Recent studies from our laboratory indicate that psychological stress is a potent inducer of the anti-inflammatory cytokine interleukin (IL)-10, raising the possibility that the IL-10 family of cytokines may be key mediators of stress-induced immunosuppression. In this study we examined the impact of psychological stress (restraint stress) on expression of IL-10, and the novel IL-10 family members IL-19, IL-20 and IL-24 in mouse spleen following an in vivo challenge with lipopolysaccharide (LPS). We found that stressor exposure significantly augmented LPS-induced IL-10 expression. Similarly, IL-19 expression was induced by LPS, and this was significantly enhanced by restraint stress. In contrast, expression of IL-24 was not significantly altered by LPS or stress, and expression of IL-20 was largely not detectable in vivo in either saline or LPS-treated animals. Consistent with a role for sympathetic nervous system (SNS) activation in stress-induced immune regulation, the sympathetic neurotransmitter noradrenaline increased LPS-induced IL-10 and IL-19 expression in splenocytes and dendritic cells, and the ability of noradrenaline to induce expression of these cytokines was blocked by pre-treatment with the beta-adrenoceptor antagonist propranolol. Similarly, pre-treatment of mice with the peripherally acting beta-adrenoceptor antagonist nadolol completely blocked the stress-induced increase in IL-10 and IL-19 mRNA expression. Finally, pre-treatment with the benzodiazepine anxiolytic chlordiazepoxide prevented the stress-induced increase in IL-10 and IL-19 expression. Taken together, these data demonstrate that psychological stress induces expression of the IL-10 and its homolog IL-19 via activation of beta-adrenoceptors, and the ability of stress to induce these cytokines is prevented by treatment with the anxiolytic chlordiazepoxide. The findings suggest that stress enhances the production of immunosuppressive cytokines, which may impact on stress-related disease processes.
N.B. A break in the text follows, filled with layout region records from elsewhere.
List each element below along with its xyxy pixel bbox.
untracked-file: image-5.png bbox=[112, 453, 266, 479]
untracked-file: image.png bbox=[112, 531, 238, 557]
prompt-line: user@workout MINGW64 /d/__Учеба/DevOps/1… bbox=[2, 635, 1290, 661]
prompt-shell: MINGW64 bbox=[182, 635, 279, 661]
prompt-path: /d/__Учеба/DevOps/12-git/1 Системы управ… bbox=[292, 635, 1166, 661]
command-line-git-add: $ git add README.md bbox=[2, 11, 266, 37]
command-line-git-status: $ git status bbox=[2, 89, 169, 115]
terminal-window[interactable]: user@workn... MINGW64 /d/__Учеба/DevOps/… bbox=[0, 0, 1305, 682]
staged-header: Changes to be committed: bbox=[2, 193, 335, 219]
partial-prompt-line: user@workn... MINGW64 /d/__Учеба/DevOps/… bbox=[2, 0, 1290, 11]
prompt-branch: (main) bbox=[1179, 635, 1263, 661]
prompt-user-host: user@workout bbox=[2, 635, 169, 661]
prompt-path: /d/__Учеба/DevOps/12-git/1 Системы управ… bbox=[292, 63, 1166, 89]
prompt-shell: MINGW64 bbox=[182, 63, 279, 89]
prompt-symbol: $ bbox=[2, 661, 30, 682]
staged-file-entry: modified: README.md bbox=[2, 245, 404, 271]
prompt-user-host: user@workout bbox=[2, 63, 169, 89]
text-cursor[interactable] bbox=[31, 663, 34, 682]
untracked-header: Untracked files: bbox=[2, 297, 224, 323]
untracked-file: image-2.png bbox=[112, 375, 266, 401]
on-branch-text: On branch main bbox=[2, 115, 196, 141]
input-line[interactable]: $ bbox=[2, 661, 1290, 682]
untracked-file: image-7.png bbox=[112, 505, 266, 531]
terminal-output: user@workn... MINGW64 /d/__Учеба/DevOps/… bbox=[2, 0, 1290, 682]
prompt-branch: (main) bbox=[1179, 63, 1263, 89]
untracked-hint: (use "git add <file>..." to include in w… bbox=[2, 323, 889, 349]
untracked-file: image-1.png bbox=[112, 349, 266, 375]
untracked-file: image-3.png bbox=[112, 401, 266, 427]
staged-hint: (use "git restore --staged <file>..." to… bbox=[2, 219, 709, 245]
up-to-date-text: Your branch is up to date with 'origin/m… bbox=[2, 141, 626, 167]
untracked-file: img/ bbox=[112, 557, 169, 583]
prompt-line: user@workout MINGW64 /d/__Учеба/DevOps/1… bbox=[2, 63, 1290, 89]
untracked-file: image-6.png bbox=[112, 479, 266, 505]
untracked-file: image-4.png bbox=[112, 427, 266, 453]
我们实验室最近的研究表明,心理压力是抗炎细胞因子白细胞介素(IL)-10的强效诱导剂,这增加了细胞因子IL-10家族可能是应激诱导免疫抑制的关键介质的可能性。在本研究中,我们检测了心理压力(束缚应激)对小鼠脾脏中IL-10以及新型IL-10家族成员IL-19、IL-20和IL-24表达的影响,这些小鼠在体内经脂多糖(LPS)攻击后进行检测。我们发现,暴露于应激源显著增强了LPS诱导的IL-10表达。同样,LPS诱导了IL-19的表达,而束缚应激使其显著增强。相比之下,LPS或应激对IL-24的表达没有显著改变,并且在生理盐水或LPS处理的动物体内,IL-20的表达在很大程度上无法检测到。与交感神经系统(SNS)激活在应激诱导的免疫调节中的作用一致,交感神经递质去甲肾上腺素增加了LPS诱导的脾细胞和树突状细胞中IL-10和IL-19的表达,并且β-肾上腺素能受体拮抗剂普萘洛尔预处理可阻断去甲肾上腺素诱导这些细胞因子表达的能力。同样,用外周作用的β-肾上腺素能受体拮抗剂纳多洛尔预处理小鼠可完全阻断应激诱导的IL-10和IL-19 mRNA表达增加。最后,用苯二氮䓬类抗焦虑药氯氮䓬预处理可防止应激诱导的IL-10和IL-19表达增加。综上所述,这些数据表明心理压力通过β-肾上腺素能受体激活诱导IL-10及其同系物IL-19的表达,而抗焦虑药氯氮䓬处理可防止应激诱导这些细胞因子的表达。这些发现表明,应激增强了免疫抑制细胞因子的产生,这可能影响与应激相关的疾病进程。